The Southeast Louisiana Flood Protection Authority-East filed the lawsuit seeking damages over damage done by dredging and drilling to the coastal wetlands that protect New Orleans from hurricanes. Lawyers who took the case on the board’s behalf signed a contingency contract under which they collect big — from 22 to 32 percent — if they win in a case that could mean hundreds of millions, even billions of dollars for coastal restoration efforts.
They collect nothing if they lose.
But there is also a so-called “poison pill” in the contract.
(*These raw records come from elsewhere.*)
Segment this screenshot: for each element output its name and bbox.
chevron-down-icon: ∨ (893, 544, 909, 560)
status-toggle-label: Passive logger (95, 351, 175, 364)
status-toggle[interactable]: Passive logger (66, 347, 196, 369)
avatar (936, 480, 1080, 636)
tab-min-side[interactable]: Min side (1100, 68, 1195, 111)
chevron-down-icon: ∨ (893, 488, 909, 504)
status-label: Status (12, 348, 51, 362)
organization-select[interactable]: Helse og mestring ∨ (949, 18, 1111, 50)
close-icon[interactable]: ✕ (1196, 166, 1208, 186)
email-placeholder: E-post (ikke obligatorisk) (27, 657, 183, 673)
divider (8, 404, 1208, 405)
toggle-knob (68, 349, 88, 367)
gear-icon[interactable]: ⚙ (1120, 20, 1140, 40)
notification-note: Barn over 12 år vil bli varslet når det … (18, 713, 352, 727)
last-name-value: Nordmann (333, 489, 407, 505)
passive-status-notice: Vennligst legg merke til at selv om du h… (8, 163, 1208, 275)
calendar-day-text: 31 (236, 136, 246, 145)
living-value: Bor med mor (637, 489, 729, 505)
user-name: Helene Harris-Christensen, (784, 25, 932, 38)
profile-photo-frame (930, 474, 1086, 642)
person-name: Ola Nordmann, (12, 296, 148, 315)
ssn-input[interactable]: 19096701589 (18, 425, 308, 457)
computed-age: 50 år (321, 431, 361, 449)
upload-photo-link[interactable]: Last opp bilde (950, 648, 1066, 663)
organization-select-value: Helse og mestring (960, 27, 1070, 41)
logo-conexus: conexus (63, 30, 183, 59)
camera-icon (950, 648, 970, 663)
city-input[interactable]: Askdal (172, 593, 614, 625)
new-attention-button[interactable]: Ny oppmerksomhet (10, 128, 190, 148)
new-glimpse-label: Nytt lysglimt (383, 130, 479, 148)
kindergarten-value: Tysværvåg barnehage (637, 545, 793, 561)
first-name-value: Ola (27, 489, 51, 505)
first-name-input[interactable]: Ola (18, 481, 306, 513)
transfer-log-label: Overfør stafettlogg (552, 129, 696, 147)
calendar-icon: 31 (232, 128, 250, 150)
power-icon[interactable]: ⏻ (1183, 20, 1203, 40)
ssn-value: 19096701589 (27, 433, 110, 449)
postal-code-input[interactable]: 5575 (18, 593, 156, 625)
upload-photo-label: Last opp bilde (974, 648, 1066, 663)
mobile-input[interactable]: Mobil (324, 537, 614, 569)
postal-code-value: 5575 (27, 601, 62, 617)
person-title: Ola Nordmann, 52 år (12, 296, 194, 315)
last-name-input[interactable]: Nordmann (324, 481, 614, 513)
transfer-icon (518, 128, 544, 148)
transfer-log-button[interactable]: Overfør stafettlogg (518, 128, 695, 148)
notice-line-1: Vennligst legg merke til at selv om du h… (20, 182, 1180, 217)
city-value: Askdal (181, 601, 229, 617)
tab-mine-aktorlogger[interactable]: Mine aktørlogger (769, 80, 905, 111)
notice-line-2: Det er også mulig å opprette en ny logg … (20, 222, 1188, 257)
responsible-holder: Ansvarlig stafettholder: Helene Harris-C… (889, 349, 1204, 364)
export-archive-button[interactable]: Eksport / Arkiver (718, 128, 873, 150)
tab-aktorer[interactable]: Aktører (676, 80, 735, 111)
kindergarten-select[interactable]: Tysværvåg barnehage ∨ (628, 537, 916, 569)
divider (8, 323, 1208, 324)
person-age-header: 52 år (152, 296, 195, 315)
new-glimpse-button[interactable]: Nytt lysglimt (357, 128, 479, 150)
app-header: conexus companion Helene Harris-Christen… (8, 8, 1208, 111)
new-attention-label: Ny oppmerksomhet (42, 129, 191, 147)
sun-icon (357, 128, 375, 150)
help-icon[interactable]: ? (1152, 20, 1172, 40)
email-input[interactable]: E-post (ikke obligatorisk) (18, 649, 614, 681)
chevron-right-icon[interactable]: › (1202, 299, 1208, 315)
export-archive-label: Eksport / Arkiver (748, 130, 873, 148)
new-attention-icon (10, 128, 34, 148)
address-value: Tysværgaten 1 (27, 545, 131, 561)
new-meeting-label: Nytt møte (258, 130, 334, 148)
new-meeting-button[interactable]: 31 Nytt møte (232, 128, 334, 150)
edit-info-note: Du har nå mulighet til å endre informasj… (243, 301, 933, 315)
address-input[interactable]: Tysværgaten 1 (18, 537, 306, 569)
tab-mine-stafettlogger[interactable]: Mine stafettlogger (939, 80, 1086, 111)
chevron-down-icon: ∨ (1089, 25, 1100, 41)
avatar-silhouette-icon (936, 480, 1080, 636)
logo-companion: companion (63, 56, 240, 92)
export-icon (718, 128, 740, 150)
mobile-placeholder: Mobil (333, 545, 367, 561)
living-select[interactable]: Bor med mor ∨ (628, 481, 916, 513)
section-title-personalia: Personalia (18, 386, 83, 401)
If the lawsuit is halted prematurely, the lawyers get paid for their time and expenses. Former SLFPA board member John Barry has defended that provision not only as a means of isolating the suit from political and industry pressures but also to make sure attorneys working on the case are treated fairly by the board that hired them.
A halt to the lawsuit remains a possibility.
Gov. Bobby Jindal, who fiercely opposes the lawsuit, has been able to replace four of the nine-members on a SLPFA-E board that once was solidly behind the suit. (Barry, a historian and author of a book on the great Mississippi river flood of 1927, was one of the first to go.) More lawsuit supporters’ terms will expire next year.
Another threat to the suit is a law the Legislature passed this year aimed at killing the lawsuit retroactively. That law’s constitutionality is in question, with the state Supreme Court and the federal judge in charge of the SLPFA-E suit expected to weigh in at some point.
Meanwhile, the legal fee meter keeps ticking.
At a question-and-answer session in New Orleans last week, sponsored by The Lens, an independent news organization, a leader of attorneys pursing the suit for the board estimated that expenses now total around $2 million.
Gladstone Jones said billable hours, as of September, were close to 15,000. He said rates vary among the various lawyers and staff working on the lawsuit from a low-end of $200-$300 an hour to the high-end $700-$800 per hour.
Throw in the $2 million in expenses and that means killing the lawsuit would cost the SLPFA-E somewhere between $5 million and $14 million. For now.
Jeff Angers, one of the more recent Jindal appointees, is sticking to his opposition to the lawsuit and says he will vote to kill it if the opposition arises. “It think it’s bad public policy,” Angers said last week during a meeting of the board. He revisited a litany of complaints lawsuit opponents have lodged since the lawsuit was announced, including the lack of public notice before the suit was filed. “It’s not what this authority is supposed to be about,” he said.
Another Jindal appointee, Tyrone Ben, has voted to rescind the suit in the past. However, with the cost of the poison pill growing, he acknowledged in a Thursday interview that he was more amenable now to letting the suit continue, especially if courts reject the Legislature’s law aimed at killing it.
“Heavily,” he said when asked if the growing cost of the lawsuit would weigh on his decision.
“Fundamentally, I’m against it,” he said. “But, I mean, hey, if there’s benefit for us and it’s legal to proceed, then if we benefit the whole state benefits. I’m not going to be stubborn about it.”